Wait and see. She sighed happily. All the trauma and threats were over. She’d hold her little girl in her arms tomorrow. Well, one arm, anyway. And she’d see Nico again. Her heart seemed to want to burst from all the love there.
And then she heard a sound at the door. She started and then laughed softly as she turned onto her back. The door was closed, the room in full darkness. “Nico, you fool, what are you doing back here?”
No answer. She felt a tremor move down her spine. She lifted her head, trying to see, making a ribald comment about alley cats and prowling at night.
The words were muffled as a pillow came down over her face, pushing her head against her own pillow.

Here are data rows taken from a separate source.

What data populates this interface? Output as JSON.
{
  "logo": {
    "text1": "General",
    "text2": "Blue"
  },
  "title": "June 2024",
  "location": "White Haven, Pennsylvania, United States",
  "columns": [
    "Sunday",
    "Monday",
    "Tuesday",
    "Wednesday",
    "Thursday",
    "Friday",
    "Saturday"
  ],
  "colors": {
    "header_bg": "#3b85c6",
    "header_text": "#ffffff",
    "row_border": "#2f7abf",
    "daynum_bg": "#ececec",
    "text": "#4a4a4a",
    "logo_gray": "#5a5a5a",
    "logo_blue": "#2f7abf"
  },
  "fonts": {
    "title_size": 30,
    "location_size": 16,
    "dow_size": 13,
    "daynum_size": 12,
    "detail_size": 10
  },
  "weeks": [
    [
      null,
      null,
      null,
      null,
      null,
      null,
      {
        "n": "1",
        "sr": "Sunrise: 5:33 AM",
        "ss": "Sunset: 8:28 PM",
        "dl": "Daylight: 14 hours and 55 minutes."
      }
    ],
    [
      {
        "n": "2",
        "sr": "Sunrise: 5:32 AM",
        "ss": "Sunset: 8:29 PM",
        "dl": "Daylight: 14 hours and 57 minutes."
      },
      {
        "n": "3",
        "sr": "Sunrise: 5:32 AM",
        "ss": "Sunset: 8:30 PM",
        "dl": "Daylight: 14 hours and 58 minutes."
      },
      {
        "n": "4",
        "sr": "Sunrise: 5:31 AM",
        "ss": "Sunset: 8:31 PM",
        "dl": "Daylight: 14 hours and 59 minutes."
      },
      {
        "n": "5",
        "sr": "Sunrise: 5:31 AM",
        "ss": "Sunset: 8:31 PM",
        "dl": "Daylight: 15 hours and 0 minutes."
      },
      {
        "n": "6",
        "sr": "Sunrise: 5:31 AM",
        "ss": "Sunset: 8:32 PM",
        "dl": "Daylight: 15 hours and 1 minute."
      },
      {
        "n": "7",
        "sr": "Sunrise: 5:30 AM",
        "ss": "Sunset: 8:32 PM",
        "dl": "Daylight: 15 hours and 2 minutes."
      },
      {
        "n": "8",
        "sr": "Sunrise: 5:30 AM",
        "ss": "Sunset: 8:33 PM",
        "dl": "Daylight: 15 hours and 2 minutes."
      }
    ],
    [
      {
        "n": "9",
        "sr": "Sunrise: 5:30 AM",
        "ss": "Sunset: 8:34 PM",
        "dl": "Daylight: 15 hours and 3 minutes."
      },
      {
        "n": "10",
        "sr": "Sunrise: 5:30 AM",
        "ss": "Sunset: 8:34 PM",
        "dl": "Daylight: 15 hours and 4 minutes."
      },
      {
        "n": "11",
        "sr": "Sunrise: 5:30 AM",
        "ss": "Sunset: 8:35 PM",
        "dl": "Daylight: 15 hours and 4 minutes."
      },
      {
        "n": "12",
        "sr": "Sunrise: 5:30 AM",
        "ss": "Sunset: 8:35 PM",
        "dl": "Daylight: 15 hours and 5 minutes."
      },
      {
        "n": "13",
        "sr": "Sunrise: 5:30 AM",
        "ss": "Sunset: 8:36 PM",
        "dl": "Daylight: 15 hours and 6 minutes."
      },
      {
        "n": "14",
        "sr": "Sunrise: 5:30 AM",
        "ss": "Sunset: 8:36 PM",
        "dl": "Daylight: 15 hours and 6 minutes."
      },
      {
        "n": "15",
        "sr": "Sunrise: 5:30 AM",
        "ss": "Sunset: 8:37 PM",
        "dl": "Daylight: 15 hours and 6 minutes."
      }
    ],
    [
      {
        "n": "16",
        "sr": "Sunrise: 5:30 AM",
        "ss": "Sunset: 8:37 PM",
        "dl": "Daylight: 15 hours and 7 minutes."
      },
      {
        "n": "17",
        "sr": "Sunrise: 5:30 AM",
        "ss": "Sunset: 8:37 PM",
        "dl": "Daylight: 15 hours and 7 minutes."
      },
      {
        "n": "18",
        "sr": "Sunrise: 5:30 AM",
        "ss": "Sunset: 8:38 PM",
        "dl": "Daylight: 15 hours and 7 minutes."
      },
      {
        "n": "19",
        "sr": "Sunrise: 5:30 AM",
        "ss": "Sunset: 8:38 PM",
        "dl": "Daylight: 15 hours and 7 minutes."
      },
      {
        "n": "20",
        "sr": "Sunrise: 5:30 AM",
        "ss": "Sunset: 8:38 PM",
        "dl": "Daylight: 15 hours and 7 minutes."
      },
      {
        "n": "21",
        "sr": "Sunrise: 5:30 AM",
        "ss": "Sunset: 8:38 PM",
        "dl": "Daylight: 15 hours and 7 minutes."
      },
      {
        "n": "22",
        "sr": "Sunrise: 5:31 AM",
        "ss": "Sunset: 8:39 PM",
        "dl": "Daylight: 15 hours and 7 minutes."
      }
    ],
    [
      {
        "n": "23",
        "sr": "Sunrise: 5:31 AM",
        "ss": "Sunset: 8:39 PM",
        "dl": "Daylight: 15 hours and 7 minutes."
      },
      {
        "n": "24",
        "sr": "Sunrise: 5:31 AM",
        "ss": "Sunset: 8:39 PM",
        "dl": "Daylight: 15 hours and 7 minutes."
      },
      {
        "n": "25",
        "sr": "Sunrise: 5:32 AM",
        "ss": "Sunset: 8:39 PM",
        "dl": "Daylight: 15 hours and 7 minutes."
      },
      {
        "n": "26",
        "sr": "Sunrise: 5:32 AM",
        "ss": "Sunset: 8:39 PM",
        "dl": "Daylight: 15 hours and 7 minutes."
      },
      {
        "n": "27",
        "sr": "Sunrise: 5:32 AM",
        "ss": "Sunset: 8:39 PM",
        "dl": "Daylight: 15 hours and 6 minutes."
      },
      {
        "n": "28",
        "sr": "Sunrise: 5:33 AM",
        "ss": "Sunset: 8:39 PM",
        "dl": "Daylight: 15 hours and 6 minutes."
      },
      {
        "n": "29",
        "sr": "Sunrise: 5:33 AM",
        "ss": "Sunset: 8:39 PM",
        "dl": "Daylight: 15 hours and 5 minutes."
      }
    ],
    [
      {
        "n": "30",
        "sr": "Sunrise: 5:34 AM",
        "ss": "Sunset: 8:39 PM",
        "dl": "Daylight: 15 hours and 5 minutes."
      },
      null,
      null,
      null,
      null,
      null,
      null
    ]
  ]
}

She tried to fight, but handicapped by her shoulder, remnants of anesthesia and pain meds, her movements were slow, ponderous, ineffectual.
She was losing the battle, on the verge of suffocation.
Donegan. How had he found the strength to pull this off, and how had he got past the guard?
NICO WAS ALMOST at the Lexington exit in St. Paul. His parents had insisted he come no matter how late it was, and tell them everything that had occurred and how Dana really was.
He’d automatically put his hand in his pocket, reaching for cigarettes that he hadn’t carried in years, when his hand closed around his pager. Funny, he thought, I never put it there.
He pulled it out. Dana’s pager. He panicked for a moment and then realized she wouldn’t really need it tonight. She was most likely down for the count until morning and besides, the villain was locked in a room on another floor with a cop stationed outside.
He put the pager back. He’d return it in the morning. He patted his jacket pocket and signaled his turn onto Grand.
He hadn’t seen Grand Avenue in its late-night deserted state since he was in college and customarily come home well after closing hours. Come to think of it, it had been quite a while since he’d stayed out this late, even on a date.